17 August 2009

Breaking the 1 million barrier

I finished loading the updated National Register of Historic Places database into Freebase last week. In addition to containing the latest data released by the National Park Service, combined with the latest Wikipedia articles, this run created new topics where Freebase didn't have existing ones. You may remember that the initial run focused solely on reconciling existing Freebase topics.

Freebase should now have a complete copy of all National Register of Historic Places entries which are of International, National, or State significance. The Local significance listings still used the old strategy of only reconciling existing topics.

Below is a summary of the before and after counts. We picked up 4,535 entries which had either been added to Wikipedia, added to the Register, or both. On top of that we created another 20,553 entries, bringing the grand total to over 35,000 listings.
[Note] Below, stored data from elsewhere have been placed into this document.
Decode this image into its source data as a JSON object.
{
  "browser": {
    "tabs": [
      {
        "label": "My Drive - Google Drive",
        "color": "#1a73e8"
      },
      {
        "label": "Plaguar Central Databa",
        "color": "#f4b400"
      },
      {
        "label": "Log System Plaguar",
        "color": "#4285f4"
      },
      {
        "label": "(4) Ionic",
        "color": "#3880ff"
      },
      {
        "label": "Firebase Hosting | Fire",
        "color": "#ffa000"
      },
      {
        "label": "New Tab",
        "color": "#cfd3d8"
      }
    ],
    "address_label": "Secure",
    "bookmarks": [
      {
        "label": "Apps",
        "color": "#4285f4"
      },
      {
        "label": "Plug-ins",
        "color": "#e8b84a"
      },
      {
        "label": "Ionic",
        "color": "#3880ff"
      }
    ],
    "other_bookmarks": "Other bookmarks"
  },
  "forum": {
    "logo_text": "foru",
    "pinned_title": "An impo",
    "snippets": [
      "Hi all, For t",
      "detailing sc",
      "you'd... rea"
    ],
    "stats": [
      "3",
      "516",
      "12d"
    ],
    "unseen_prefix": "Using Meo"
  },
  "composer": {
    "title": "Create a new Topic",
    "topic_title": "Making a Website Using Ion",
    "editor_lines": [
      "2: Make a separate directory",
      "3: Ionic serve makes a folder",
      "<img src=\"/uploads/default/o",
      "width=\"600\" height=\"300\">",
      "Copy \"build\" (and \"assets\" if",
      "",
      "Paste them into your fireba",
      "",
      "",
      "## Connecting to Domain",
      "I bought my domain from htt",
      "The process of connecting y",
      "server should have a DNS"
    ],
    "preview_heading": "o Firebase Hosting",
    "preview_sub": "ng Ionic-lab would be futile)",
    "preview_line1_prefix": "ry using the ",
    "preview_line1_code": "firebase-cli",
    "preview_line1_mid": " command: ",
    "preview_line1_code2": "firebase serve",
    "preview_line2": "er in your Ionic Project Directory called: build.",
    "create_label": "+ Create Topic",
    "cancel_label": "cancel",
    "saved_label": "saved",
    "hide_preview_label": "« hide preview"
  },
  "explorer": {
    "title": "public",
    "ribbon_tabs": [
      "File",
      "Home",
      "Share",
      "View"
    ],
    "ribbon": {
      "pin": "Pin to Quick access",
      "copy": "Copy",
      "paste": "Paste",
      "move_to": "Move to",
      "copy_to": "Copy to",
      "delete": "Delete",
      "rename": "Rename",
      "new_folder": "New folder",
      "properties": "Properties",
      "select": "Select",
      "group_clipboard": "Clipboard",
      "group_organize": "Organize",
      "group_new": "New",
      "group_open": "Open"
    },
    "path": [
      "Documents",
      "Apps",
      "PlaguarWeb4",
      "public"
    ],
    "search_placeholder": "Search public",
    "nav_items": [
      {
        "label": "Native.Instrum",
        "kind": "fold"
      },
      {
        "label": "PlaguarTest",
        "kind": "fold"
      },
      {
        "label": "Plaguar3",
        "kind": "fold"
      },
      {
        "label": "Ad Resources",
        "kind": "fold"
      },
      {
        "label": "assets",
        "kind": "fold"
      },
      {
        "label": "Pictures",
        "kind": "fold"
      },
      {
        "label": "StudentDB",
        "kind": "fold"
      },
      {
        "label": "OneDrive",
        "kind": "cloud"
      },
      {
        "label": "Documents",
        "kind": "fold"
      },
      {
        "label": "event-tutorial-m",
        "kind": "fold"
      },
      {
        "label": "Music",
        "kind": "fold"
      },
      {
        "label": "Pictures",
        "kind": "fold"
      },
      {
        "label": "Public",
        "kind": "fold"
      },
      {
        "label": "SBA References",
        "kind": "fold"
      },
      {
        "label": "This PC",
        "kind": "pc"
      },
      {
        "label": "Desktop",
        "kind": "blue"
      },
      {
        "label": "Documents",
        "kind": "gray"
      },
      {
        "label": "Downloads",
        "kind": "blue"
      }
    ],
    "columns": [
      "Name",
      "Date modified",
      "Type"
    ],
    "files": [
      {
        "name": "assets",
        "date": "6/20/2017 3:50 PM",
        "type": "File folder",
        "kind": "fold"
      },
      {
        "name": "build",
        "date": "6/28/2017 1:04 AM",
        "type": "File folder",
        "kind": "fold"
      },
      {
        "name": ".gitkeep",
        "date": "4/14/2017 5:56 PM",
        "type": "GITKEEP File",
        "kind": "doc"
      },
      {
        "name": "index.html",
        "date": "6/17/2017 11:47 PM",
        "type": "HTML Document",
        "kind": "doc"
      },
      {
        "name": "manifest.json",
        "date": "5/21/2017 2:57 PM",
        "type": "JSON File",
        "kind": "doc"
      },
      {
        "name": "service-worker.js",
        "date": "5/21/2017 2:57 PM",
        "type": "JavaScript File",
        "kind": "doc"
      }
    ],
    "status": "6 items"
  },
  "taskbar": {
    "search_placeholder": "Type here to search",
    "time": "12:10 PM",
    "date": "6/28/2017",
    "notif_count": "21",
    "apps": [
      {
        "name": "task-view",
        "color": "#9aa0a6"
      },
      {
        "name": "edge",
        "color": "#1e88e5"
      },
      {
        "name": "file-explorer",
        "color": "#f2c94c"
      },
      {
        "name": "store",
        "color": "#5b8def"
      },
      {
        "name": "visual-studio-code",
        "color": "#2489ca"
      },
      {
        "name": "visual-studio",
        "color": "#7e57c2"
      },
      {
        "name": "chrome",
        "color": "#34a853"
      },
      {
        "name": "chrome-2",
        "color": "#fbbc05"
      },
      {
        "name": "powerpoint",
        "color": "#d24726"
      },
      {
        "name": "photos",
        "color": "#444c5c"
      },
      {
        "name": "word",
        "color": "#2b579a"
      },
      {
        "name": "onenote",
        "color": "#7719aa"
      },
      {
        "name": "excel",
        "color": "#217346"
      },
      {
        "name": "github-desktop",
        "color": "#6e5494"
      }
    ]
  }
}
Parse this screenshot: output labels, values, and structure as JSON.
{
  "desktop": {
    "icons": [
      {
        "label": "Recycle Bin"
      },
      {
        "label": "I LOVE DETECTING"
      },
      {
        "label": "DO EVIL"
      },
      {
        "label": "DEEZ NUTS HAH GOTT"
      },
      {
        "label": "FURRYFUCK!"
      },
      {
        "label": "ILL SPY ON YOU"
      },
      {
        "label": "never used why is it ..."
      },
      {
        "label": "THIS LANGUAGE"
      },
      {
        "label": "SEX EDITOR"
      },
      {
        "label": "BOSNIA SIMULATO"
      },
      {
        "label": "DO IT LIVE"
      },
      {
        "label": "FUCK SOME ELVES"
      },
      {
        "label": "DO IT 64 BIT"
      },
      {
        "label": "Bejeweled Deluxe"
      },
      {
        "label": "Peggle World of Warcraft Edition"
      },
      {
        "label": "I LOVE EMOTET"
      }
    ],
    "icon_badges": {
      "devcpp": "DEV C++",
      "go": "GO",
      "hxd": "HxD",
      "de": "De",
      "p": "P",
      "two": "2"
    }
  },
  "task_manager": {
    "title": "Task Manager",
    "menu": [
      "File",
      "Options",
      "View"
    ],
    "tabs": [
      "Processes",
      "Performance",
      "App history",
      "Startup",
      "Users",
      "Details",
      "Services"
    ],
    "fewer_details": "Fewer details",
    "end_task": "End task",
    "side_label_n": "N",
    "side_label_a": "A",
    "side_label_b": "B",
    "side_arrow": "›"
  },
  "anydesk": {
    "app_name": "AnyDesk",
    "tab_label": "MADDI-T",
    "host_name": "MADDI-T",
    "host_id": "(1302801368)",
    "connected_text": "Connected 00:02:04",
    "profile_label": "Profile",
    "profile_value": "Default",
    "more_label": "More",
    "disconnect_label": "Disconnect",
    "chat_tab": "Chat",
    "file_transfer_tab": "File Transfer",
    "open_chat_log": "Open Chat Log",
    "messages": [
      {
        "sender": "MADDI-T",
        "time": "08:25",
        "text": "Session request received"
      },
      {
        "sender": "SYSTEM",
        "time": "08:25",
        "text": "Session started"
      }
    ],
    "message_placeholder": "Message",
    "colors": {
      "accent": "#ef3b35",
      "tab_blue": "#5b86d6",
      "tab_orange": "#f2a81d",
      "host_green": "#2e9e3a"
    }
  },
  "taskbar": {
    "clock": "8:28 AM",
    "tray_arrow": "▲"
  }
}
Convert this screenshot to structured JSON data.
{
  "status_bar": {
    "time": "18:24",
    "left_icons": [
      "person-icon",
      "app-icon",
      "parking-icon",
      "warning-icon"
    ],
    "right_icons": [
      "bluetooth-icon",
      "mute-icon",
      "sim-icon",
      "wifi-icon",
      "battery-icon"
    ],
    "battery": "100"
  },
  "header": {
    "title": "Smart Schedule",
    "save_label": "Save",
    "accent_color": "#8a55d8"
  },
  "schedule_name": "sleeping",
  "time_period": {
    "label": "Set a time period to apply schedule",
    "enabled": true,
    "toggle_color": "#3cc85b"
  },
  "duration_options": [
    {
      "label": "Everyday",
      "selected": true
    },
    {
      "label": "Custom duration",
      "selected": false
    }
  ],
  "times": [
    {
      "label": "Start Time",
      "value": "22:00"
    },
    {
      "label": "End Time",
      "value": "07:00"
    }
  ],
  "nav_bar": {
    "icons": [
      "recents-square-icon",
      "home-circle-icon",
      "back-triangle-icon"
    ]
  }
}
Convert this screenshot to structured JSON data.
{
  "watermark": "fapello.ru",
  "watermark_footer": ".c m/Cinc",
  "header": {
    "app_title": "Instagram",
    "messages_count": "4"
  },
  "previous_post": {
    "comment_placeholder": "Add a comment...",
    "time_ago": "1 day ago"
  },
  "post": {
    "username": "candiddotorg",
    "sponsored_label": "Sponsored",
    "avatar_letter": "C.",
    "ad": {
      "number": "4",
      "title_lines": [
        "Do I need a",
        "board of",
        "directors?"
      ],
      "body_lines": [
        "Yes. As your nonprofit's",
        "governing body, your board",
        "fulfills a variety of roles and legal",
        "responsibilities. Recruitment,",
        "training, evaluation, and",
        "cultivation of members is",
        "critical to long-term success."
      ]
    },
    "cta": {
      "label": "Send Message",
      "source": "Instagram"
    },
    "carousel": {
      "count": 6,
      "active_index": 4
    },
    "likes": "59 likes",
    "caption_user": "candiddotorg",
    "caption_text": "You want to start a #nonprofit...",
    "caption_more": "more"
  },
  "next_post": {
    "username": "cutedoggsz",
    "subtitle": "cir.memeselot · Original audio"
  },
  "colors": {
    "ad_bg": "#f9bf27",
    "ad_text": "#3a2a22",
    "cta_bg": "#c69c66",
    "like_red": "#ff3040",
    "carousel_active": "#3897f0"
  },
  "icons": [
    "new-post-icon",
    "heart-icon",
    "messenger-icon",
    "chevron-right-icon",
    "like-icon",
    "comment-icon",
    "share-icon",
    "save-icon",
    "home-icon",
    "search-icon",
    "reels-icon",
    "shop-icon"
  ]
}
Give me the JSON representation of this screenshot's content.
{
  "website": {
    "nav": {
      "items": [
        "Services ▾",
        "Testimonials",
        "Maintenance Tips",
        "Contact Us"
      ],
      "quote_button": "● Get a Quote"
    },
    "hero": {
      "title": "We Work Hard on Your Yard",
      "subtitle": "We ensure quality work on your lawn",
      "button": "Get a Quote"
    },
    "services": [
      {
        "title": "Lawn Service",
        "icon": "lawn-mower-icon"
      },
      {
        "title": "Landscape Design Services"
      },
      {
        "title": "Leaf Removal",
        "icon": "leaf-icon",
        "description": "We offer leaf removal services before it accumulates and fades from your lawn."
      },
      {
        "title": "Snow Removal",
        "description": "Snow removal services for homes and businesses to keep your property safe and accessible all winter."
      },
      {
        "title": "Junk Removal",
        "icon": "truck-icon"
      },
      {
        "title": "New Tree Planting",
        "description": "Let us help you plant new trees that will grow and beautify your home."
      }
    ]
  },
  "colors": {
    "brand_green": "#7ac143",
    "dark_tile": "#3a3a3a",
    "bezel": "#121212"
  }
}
Starting Count Existing Topics Reconciled New Topics Created Ending Count
International 0 1 10 11
National 2010 699 4386 7095
State 2423 1121 16065 19609
Local 5978 2627 92 8690
TOTAL 10434 4535 20553 35518

Each topic contains a fair amount of information, so the entire load amount to about 750,000 "facts" (or "triples" in RDF-speak), bring the total number of facts that I've written to Freebase to over 1.1M. Unfortunately, their "tallybot" which does the nightly updating of totals has been broken for a while, so I'm only getting credited with a paltry 300K.

The one remaining loose end is to try and do a better job of reconciling the architects/builders and what the Park Service calls "significant people" associated with the listing. This will require human vetting of a queue of tasks, so it'll require some additional infrastructure to be put in place before I can set people loose on working on it.